Sixteen is a meaningful age. At 16, one can pay taxes, begin driving, and potentially be charged for a crime as an adult. Despite these rights and responsibilities, 16- and 17-year-olds are not granted the right to vote. Early last November, three DC council members introduced a legislation to grant this right. I completely support the fight to lower the voting age, and here is why.
The voting age is currently 18, which is the typical age at which most kids leave for college or a job and immerse themselves in an entirely new community. Being in an unfamiliar environment discourages voting because one must learn the issues that this new community faces as well as their political process. This is reflected in the numbers: 21 percent of 18 to 29-year-olds voted in the 2014 elections, making up only 13 percent of the total ballots cast.
If kids start voting in high school it would actually benefit those surrounding them.

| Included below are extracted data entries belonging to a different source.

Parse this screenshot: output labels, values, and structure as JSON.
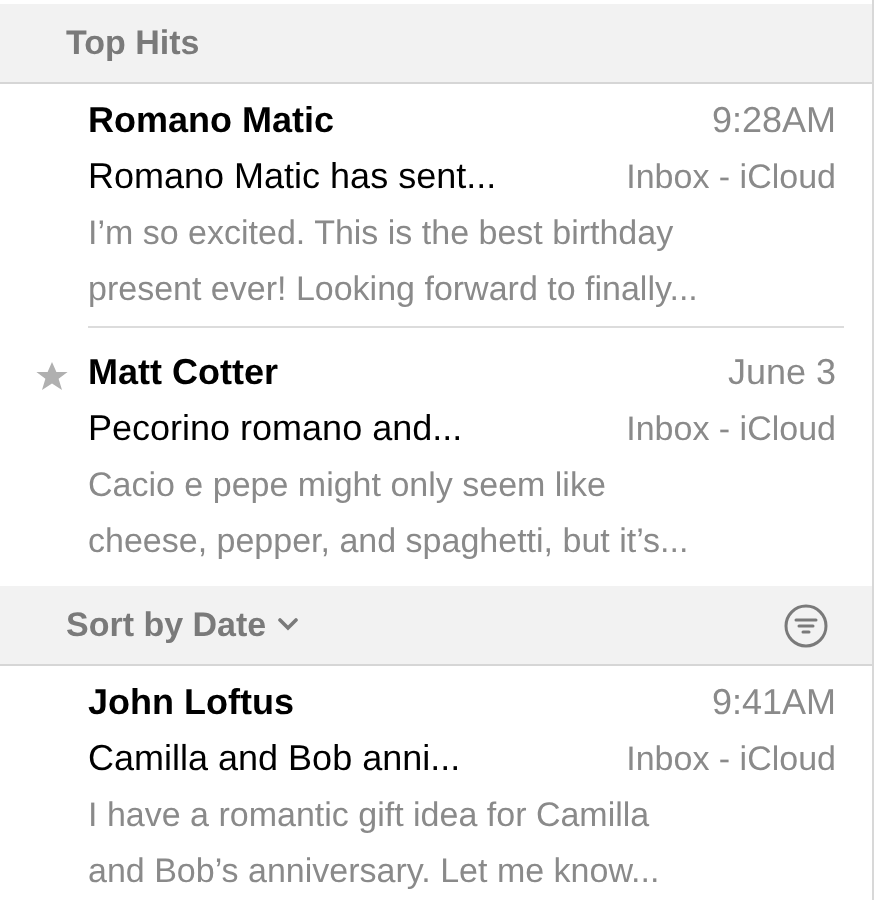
{
  "sections": [
    {
      "kind": "header",
      "title": "Top Hits",
      "messages": [
        {
          "sender": "Romano Matic",
          "time": "9:28AM",
          "subject": "Romano Matic has sent...",
          "mailbox": "Inbox - iCloud",
          "preview": [
            "I’m so excited. This is the best birthday",
            "present ever! Looking forward to finally..."
          ],
          "flagged": false
        },
        {
          "sender": "Matt Cotter",
          "time": "June 3",
          "subject": "Pecorino romano and...",
          "mailbox": "Inbox - iCloud",
          "preview": [
            "Cacio e pepe might only seem like",
            "cheese, pepper, and spaghetti, but it’s..."
          ],
          "flagged": true
        }
      ]
    },
    {
      "kind": "sort",
      "title": "Sort by Date",
      "messages": [
        {
          "sender": "John Loftus",
          "time": "9:41AM",
          "subject": "Camilla and Bob anni...",
          "mailbox": "Inbox - iCloud",
          "preview": [
            "I have a romantic gift idea for Camilla",
            "and Bob’s anniversary. Let me know..."
          ],
          "flagged": false
        }
      ]
    }
  ]
}
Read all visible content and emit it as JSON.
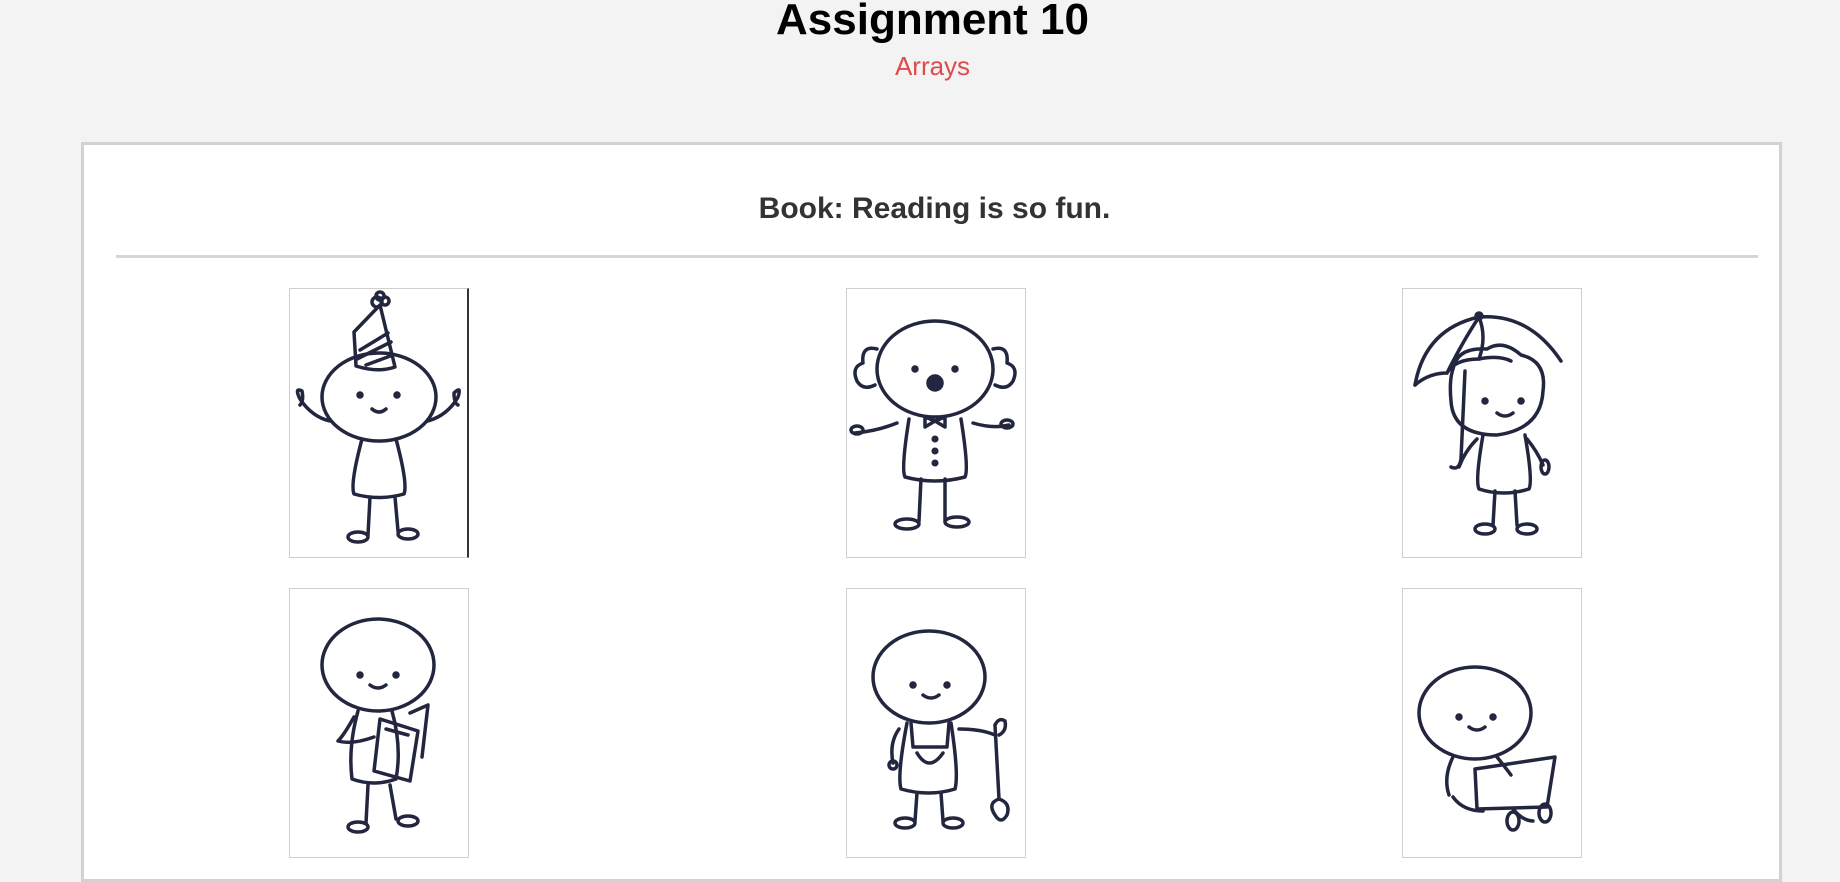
{
  "page": {
    "title": "Assignment 10",
    "subtitle": "Arrays"
  },
  "book": {
    "title": "Book: Reading is so fun."
  },
  "gallery": {
    "items": [
      {
        "name": "party-hat-figure-image",
        "icon": "stick-figure-party-hat"
      },
      {
        "name": "clown-figure-image",
        "icon": "stick-figure-clown"
      },
      {
        "name": "umbrella-figure-image",
        "icon": "stick-figure-umbrella"
      },
      {
        "name": "reading-figure-image",
        "icon": "stick-figure-reading-book"
      },
      {
        "name": "gardener-figure-image",
        "icon": "stick-figure-shovel"
      },
      {
        "name": "laptop-figure-image",
        "icon": "stick-figure-laptop"
      }
    ],
    "stroke_color": "#23263f"
  },
  "colors": {
    "background": "#f3f3f3",
    "subtitle": "#dd4b4b",
    "card": "#ffffff",
    "border": "#d2d2d2"
  }
}
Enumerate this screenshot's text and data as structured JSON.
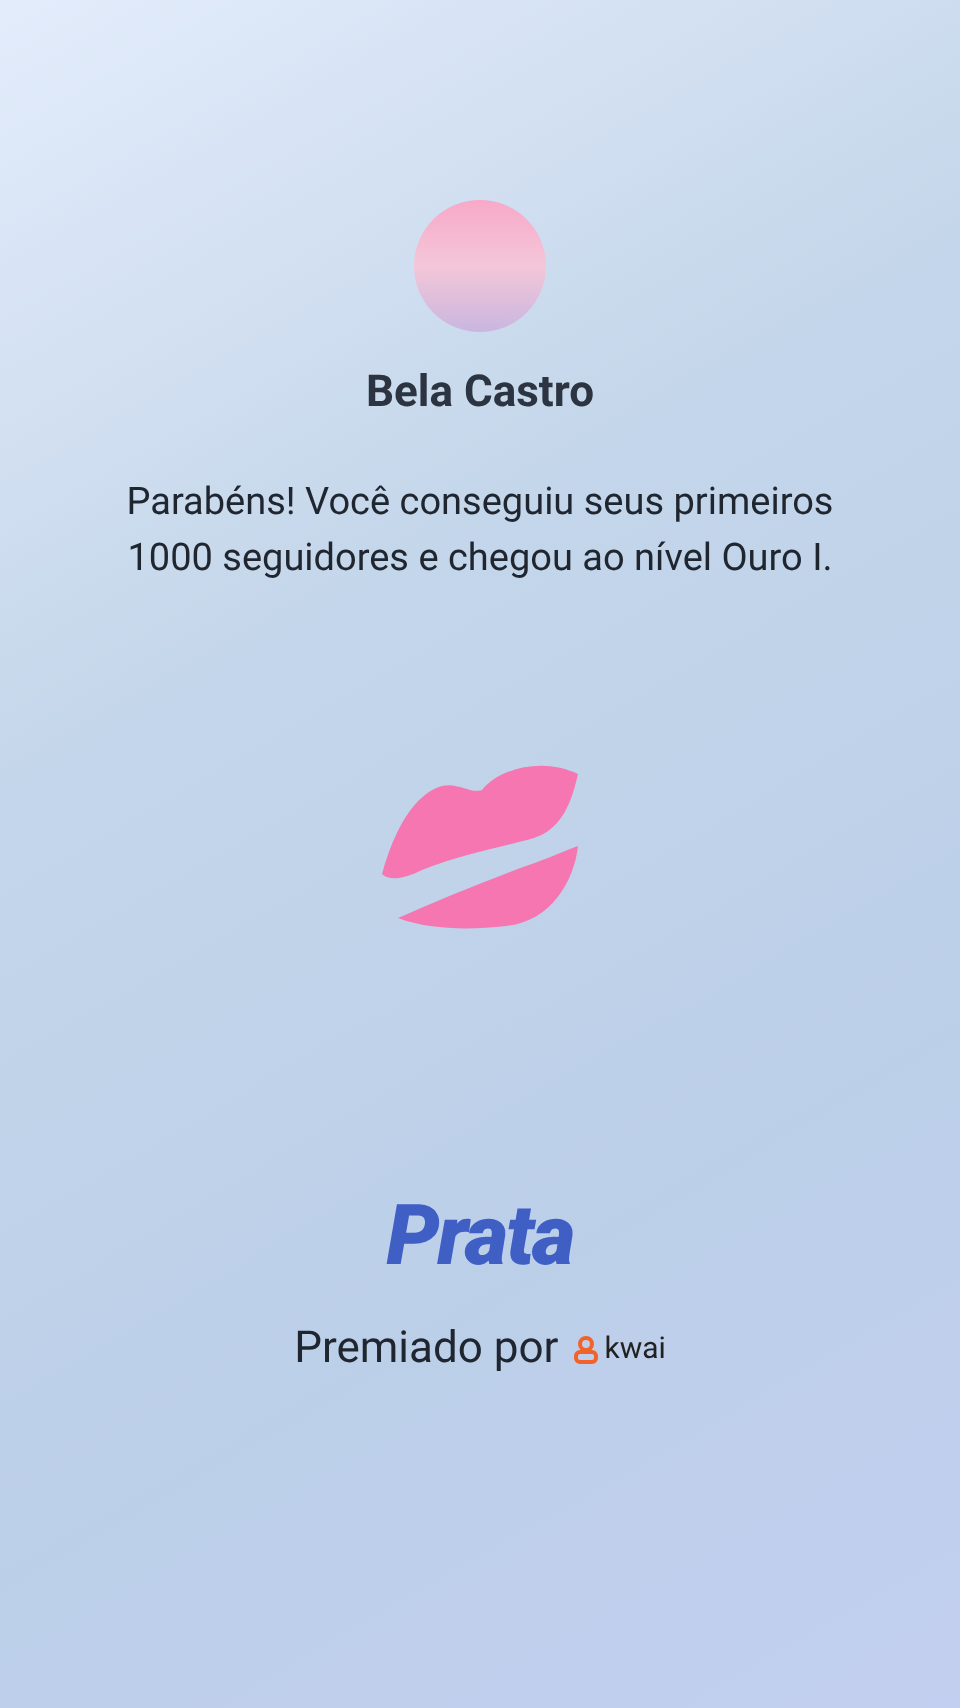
{
  "user": {
    "name": "Bela Castro"
  },
  "message": "Parabéns! Você conseguiu seus primeiros 1000 seguidores e chegou ao nível Ouro I.",
  "level_title": "Prata",
  "awarded_by": {
    "label": "Premiado por",
    "brand": "kwai"
  }
}
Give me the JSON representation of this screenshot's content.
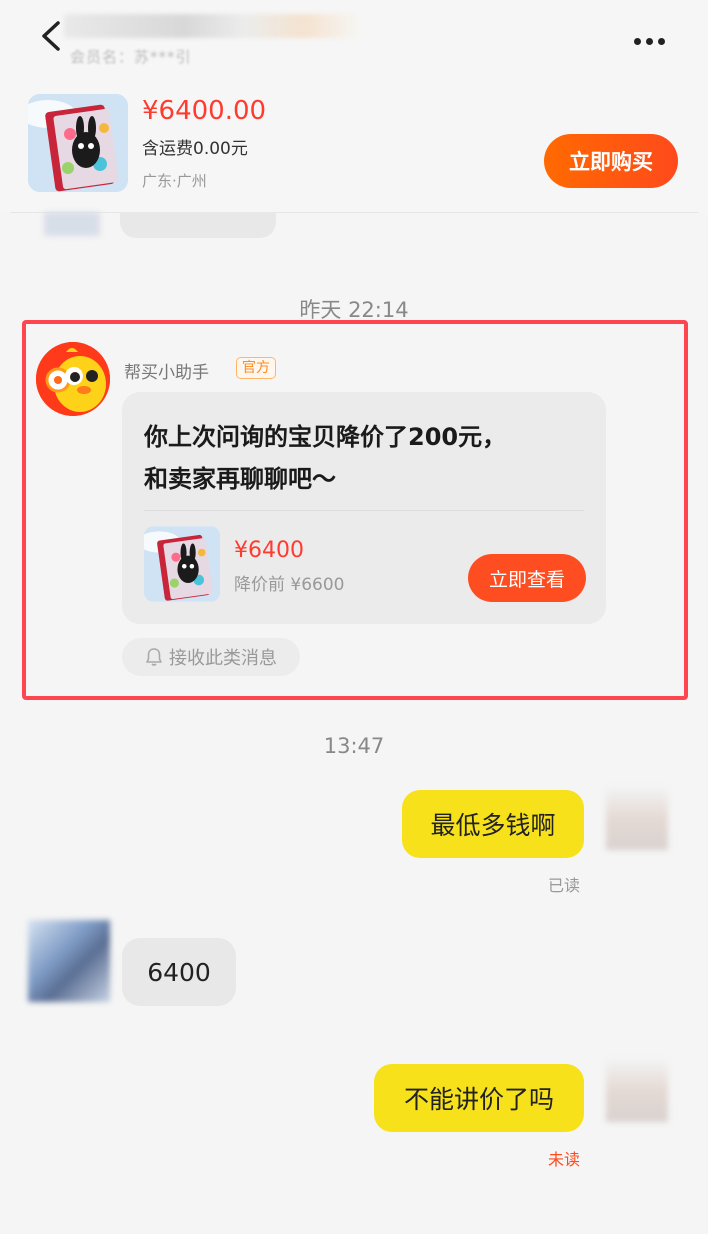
{
  "header": {
    "member_label": "会员名：苏***引",
    "price": "¥6400.00",
    "shipping": "含运费0.00元",
    "location": "广东·广州",
    "buy_button": "立即购买"
  },
  "timestamps": {
    "yesterday": "昨天 22:14",
    "today": "13:47"
  },
  "assistant_message": {
    "sender_name": "帮买小助手",
    "badge": "官方",
    "text_line1": "你上次问询的宝贝降价了200元，",
    "text_line2": "和卖家再聊聊吧～",
    "price": "¥6400",
    "original_price": "降价前 ¥6600",
    "view_button": "立即查看",
    "receive_button": "接收此类消息"
  },
  "messages": [
    {
      "side": "right",
      "text": "最低多钱啊",
      "status": "已读"
    },
    {
      "side": "left",
      "text": "6400"
    },
    {
      "side": "right",
      "text": "不能讲价了吗",
      "status": "未读"
    }
  ],
  "colors": {
    "accent_red": "#ff3b30",
    "buy_orange": "#ff5a14",
    "bubble_yellow": "#f7e11b",
    "highlight_border": "#ff4650",
    "unread_red": "#ff4a1c"
  }
}
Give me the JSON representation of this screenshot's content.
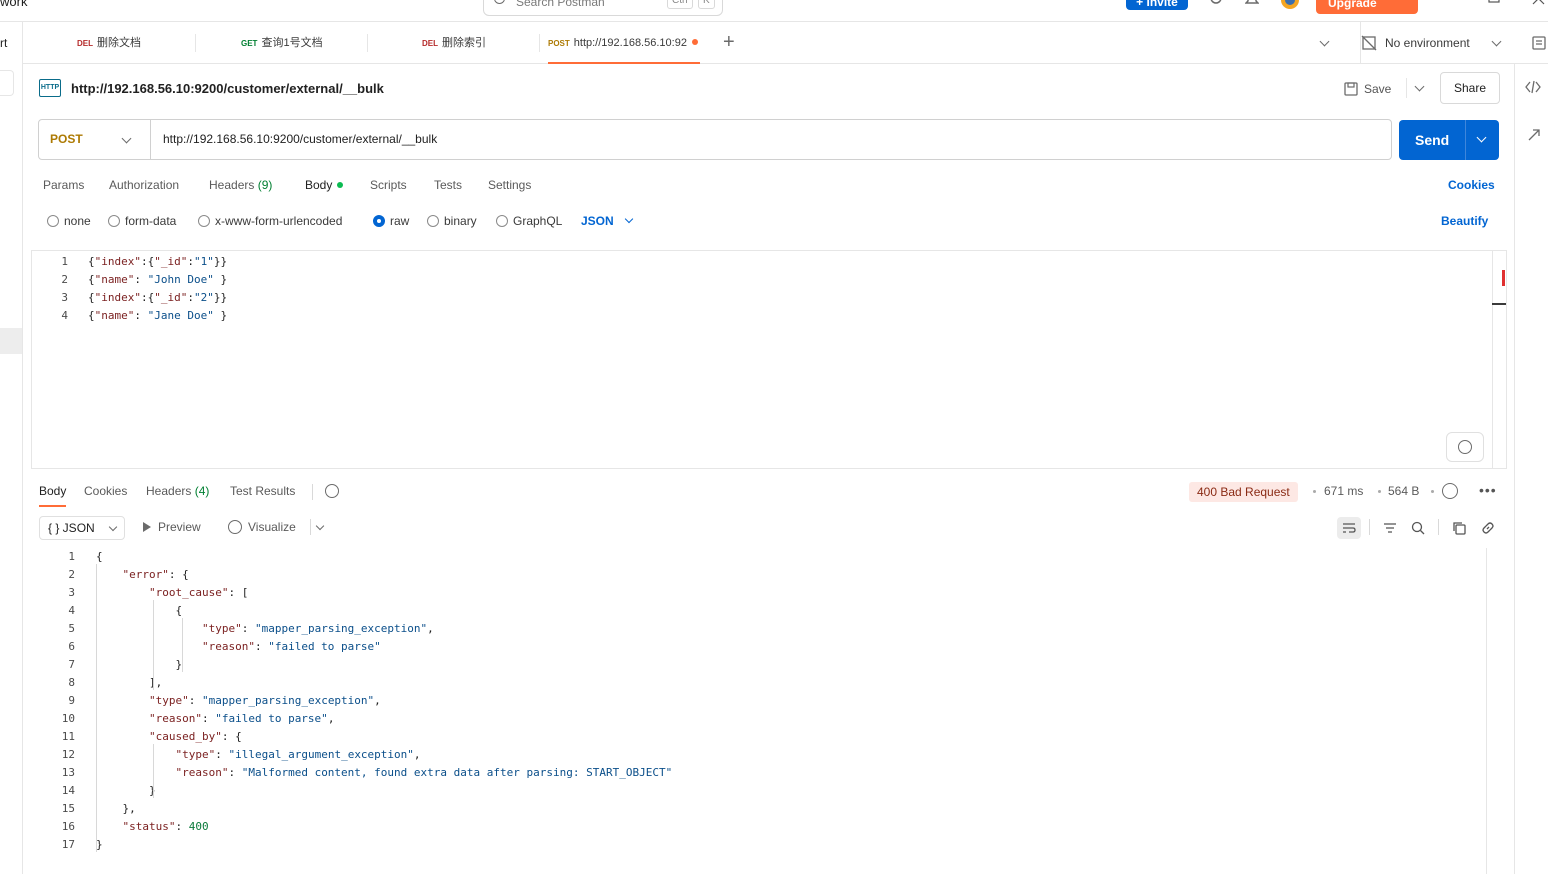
{
  "topbar": {
    "workspace": "work",
    "search_placeholder": "Search Postman",
    "search_kbd1": "Ctrl",
    "search_kbd2": "K",
    "invite_label": "+ Invite",
    "upgrade_label": "Upgrade"
  },
  "leftrail": {
    "label": "rt"
  },
  "tabs": [
    {
      "method": "DEL",
      "name": "删除文档"
    },
    {
      "method": "GET",
      "name": "查询1号文档"
    },
    {
      "method": "DEL",
      "name": "删除索引"
    },
    {
      "method": "POST",
      "name": "http://192.168.56.10:92"
    }
  ],
  "environment": {
    "label": "No environment"
  },
  "request": {
    "title": "http://192.168.56.10:9200/customer/external/__bulk",
    "save_label": "Save",
    "share_label": "Share",
    "method": "POST",
    "url": "http://192.168.56.10:9200/customer/external/__bulk",
    "send_label": "Send",
    "http_badge": "HTTP",
    "subtabs": {
      "params": "Params",
      "authorization": "Authorization",
      "headers": "Headers",
      "headers_count": "(9)",
      "body": "Body",
      "scripts": "Scripts",
      "tests": "Tests",
      "settings": "Settings"
    },
    "cookies_label": "Cookies",
    "body_types": {
      "none": "none",
      "form_data": "form-data",
      "urlencoded": "x-www-form-urlencoded",
      "raw": "raw",
      "binary": "binary",
      "graphql": "GraphQL"
    },
    "selected_body_type": "raw",
    "format": "JSON",
    "beautify_label": "Beautify",
    "body_lines": [
      {
        "n": "1",
        "t": "{\"index\":{\"_id\":\"1\"}}"
      },
      {
        "n": "2",
        "t": "{\"name\": \"John Doe\" }"
      },
      {
        "n": "3",
        "t": "{\"index\":{\"_id\":\"2\"}}"
      },
      {
        "n": "4",
        "t": "{\"name\": \"Jane Doe\" }"
      }
    ]
  },
  "response": {
    "tabs": {
      "body": "Body",
      "cookies": "Cookies",
      "headers": "Headers",
      "headers_count": "(4)",
      "test_results": "Test Results"
    },
    "status": "400 Bad Request",
    "time": "671 ms",
    "size": "564 B",
    "format_label": "{ } JSON",
    "preview_label": "Preview",
    "visualize_label": "Visualize",
    "lines": [
      {
        "n": "1",
        "t": "{"
      },
      {
        "n": "2",
        "t": "    \"error\": {"
      },
      {
        "n": "3",
        "t": "        \"root_cause\": ["
      },
      {
        "n": "4",
        "t": "            {"
      },
      {
        "n": "5",
        "t": "                \"type\": \"mapper_parsing_exception\","
      },
      {
        "n": "6",
        "t": "                \"reason\": \"failed to parse\""
      },
      {
        "n": "7",
        "t": "            }"
      },
      {
        "n": "8",
        "t": "        ],"
      },
      {
        "n": "9",
        "t": "        \"type\": \"mapper_parsing_exception\","
      },
      {
        "n": "10",
        "t": "        \"reason\": \"failed to parse\","
      },
      {
        "n": "11",
        "t": "        \"caused_by\": {"
      },
      {
        "n": "12",
        "t": "            \"type\": \"illegal_argument_exception\","
      },
      {
        "n": "13",
        "t": "            \"reason\": \"Malformed content, found extra data after parsing: START_OBJECT\""
      },
      {
        "n": "14",
        "t": "        }"
      },
      {
        "n": "15",
        "t": "    },"
      },
      {
        "n": "16",
        "t": "    \"status\": 400"
      },
      {
        "n": "17",
        "t": "}"
      }
    ]
  },
  "colors": {
    "accent": "#ff6c37",
    "send": "#0265d2",
    "post": "#ad7a03",
    "get": "#007f31",
    "del": "#b52a2a",
    "error_bg": "#fde8e4"
  },
  "icons": [
    "search-icon",
    "http-icon",
    "save-icon",
    "chevron-down-icon",
    "plus-icon",
    "no-environment-icon",
    "history-icon",
    "globe-icon",
    "more-icon",
    "wrap-icon",
    "filter-icon",
    "copy-icon",
    "link-icon",
    "code-icon",
    "ai-icon"
  ]
}
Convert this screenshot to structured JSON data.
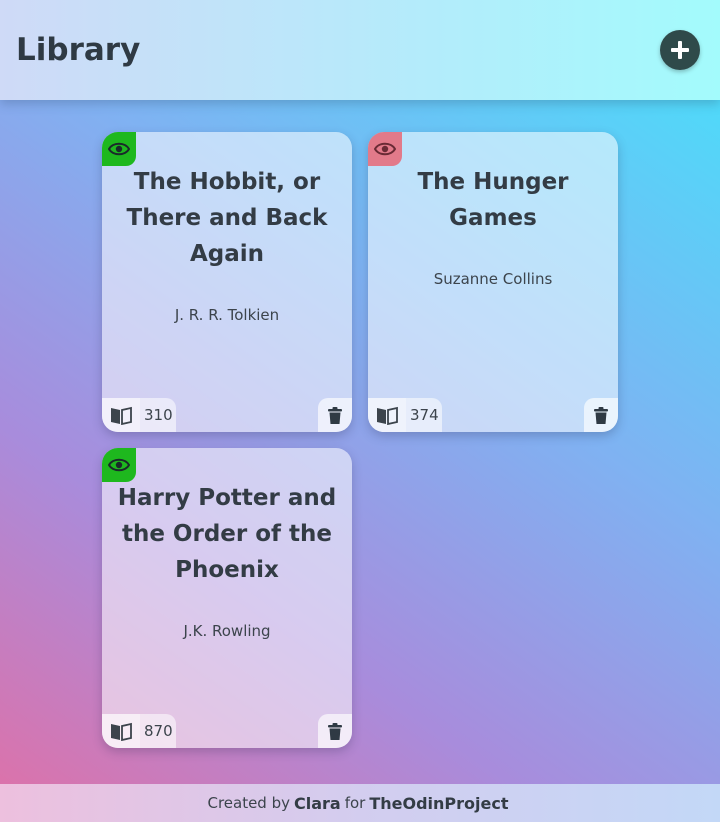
{
  "header": {
    "title": "Library",
    "add_button_icon": "plus-icon"
  },
  "books": [
    {
      "title": "The Hobbit, or There and Back Again",
      "author": "J. R. R. Tolkien",
      "pages": "310",
      "read": true
    },
    {
      "title": "The Hunger Games",
      "author": "Suzanne Collins",
      "pages": "374",
      "read": false
    },
    {
      "title": "Harry Potter and the Order of the Phoenix",
      "author": "J.K. Rowling",
      "pages": "870",
      "read": true
    }
  ],
  "footer": {
    "created_by": "Created by",
    "author": "Clara",
    "for": "for",
    "org": "TheOdinProject"
  },
  "colors": {
    "read": "#1eb81e",
    "unread": "#e27a8a",
    "dark": "#2f4a4a"
  }
}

Teachers and guardians would have an incentive to familiarize themselves with the political process so they could guide new voters through it, which could increase adult voter turnout. Allowing young people to start voting in a place they are familiar with makes the process easier, and this familiarity would encourage them to vote in the future.
Opponents of the legislation argue that 16-year-olds are not mature or informed enough to vote responsibly. However, the average knowledge of government possessed by 16 and 17-year-olds is roughly the same as that of 18 and 19-year-olds, according to Professor Daniel Hart of Rutgers University. As Hart commented in a New York Times article, “There is a tendency to overestimate how thoughtful and how informed the decisions of other voters are.” Many 16-year-olds are at least as qualified to vote as legal voters of all ages, if not more.
Giving young people voting rights would allow them to have a voice in government. Teenagers are used to encountering adults that dismiss their ideas, which leads to feelings of powerlessness. This feeling can turn youth to outlets where they feel more respected. Twenty-five percent of gang members are between the age of 15 and 17, according to TeenSpace.
If young people had a place in the voting booth, they might think more about the impact their current decisions have on their futures.
Allowing 16-year-olds to vote is not a groundbreaking idea. Argentina, Austria, Nicaragua, and Scotland all grant this right, to name a few. And just a few metro stops and a seven minute walk away, Takoma Park, Maryland lowered the voting age for local elections to 16. It’s time for change at home. As teenagers, we should support council members Charles Allen, David Grosso, and Brianne K. Nadeau in the fight to lower the voting age. The benefits are too important to dismiss.